Status legend: Stable = full ConnectorMixin interface implemented and tested. LLM = LLM assistant connector; wraps an AI API rather than a security platform; read-only, no STIX write-back. Beta = connector scaffolded but not yet fully integrated.


Deployment Architecture

Why single VM: All workloads are I/O-bound (network calls to APIs, file writes). CPU is idle 95%+ of the time. A B2ms (2 vCPU, 8GB RAM) handles 30+ scheduled feeds, export pipelines, and daily reports without contention.

Three services:

Service 1: gnat-scheduler.service
  — FeedScheduler running all ingest, export, curation, and report jobs
  — Restarts automatically on failure (missed one run = acceptable)

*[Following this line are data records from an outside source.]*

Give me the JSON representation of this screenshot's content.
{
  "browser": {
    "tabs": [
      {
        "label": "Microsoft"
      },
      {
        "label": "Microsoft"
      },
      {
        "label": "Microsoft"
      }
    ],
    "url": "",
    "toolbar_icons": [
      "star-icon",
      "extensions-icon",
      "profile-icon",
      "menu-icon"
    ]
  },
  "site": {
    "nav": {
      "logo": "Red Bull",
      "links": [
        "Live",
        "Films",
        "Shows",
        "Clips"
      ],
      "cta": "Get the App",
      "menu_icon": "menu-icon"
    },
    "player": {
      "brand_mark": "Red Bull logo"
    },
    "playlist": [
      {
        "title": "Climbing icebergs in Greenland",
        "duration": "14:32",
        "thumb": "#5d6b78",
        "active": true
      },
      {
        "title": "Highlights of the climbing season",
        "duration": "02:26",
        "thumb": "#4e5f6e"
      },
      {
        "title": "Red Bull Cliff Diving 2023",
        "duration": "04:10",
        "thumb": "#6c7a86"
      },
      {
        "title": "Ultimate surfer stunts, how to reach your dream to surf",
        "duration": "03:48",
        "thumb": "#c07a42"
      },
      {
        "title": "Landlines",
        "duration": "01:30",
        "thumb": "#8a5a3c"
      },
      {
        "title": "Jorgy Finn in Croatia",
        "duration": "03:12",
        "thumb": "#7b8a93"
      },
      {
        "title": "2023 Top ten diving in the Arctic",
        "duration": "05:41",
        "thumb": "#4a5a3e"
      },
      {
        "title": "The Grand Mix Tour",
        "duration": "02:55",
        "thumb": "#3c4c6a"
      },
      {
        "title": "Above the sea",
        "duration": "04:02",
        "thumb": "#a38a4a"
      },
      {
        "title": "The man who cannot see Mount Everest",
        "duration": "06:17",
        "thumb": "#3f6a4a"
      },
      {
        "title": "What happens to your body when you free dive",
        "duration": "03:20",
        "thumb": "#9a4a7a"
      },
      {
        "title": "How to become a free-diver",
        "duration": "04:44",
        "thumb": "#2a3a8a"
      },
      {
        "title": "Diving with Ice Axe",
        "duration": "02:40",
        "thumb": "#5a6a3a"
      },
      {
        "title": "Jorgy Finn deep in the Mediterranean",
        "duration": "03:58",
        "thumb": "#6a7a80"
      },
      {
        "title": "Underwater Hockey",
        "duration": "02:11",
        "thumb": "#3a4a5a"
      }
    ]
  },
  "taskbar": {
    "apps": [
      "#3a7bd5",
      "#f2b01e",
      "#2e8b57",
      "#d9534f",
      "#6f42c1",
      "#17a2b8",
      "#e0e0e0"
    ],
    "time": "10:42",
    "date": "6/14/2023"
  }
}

Service 2: gnat-edl.service
  — EDLServer on port 8080 (or behind nginx)
  — Reads pre-written files; completely independent of scheduler
  — Firewalls poll this; uptime matters more than scheduler uptime

Service 3: gnat-monitor.service (optional)
  — Lightweight HTTP endpoint returning scheduler.summary() as JSON
  — Azure Monitor or simple ping check hooks into this

Why separate the EDL server: If the scheduler crashes and restarts (e.g. after a failed API call), the EDL server continues serving the last-written files. Firewalls never see a gap. Keeping them as separate services provides the only fault isolation that actually matters.

Azure specifics

systemd service template

# /etc/systemd/system/gnat-scheduler.service
[Unit]
Description=GNAT Feed Scheduler
After=network.target

[Service]
Type=simple
User=ctmsak
WorkingDirectory=/opt/gnat
ExecStart=/opt/gnat/venv/bin/python -m gnat.scheduler_main
Restart=on-failure
RestartSec=30
Environment=GNAT_CONFIG=/etc/gnat/config.ini

[Install]
WantedBy=multi-user.target

Data Flow

Ingest flow

External Source (ThreatQ, RF, Feedly, TAXII, CSV, ...)
  ↓  SourceReader._iter_records()
  ↓  RawRecord (dict)
  ↓  RecordMapper.map()
  ↓  STIXBase objects
  ↓  DeduplicationCache (optional)
  ↓  Workspace.add() or GNATClient.upsert_object()
  ↓  IngestResult (total_records, written_objects, errors)

Export flow

Workspace or GNATClient
  ↓  ExportFilter.apply() (type, confidence, TLP, sector, ...)
  ↓  ExportTransform.transform() (EDL text, Netskope CE JSON, STIX bundle, CSV)
  ↓  ExportDelivery.deliver() (file, HTTP, EDL server, platform, email, SP)
  ↓  DeliveryResult

AI research flow

Topic / Monitored URL list
  ↓  ResearchAgent._iter_records() [Claude + web search]
  ↓  RawRecord {text, url, topic, metadata}
  ↓  ParsingAgent.map() [Claude structured extraction]
  ↓  STIXBase objects (confidence ≤ 60, x_source_type=ai_extracted)
  ↓  Workspace → analyst review
  ↓  ResearchLibrary.promote() → staging
  ↓  CurationJob → library

Report generation flow

Workspace / Library
  ↓  DataAggregator.run() — pure data, no AI
  ↓  ReportAggregates (counts, distributions, top-N lists)
  ↓  ReportSynthesizer.synthesize() — one Claude call per section
  ↓  ReportDocument (ordered sections: data + narrative)
  ↓  Renderer (Markdown → HTML → PDF → DOCX)
  ↓  Delivery (email SMTP, SharePoint Graph API)

Key Design Decisions

1. urllib3 foundation, no requests

BaseClient uses urllib3 directly. No third-party HTTP library dependency beyond urllib3 (already a transitive dep of most Python environments). Connection pooling, retry/backoff, and SSL verification all handled at the BaseClient level — connectors inherit this transparently.

2. STIX as lingua franca

All cross-platform data passes through STIX 2.1 objects. to_stix() converts native platform data to STIX; from_stix() converts back. This means a workflow like “pull from CrowdStrike, enrich with Recorded Future, push to ThreatQ” requires no platform-specific logic in the pipeline — just connector configuration.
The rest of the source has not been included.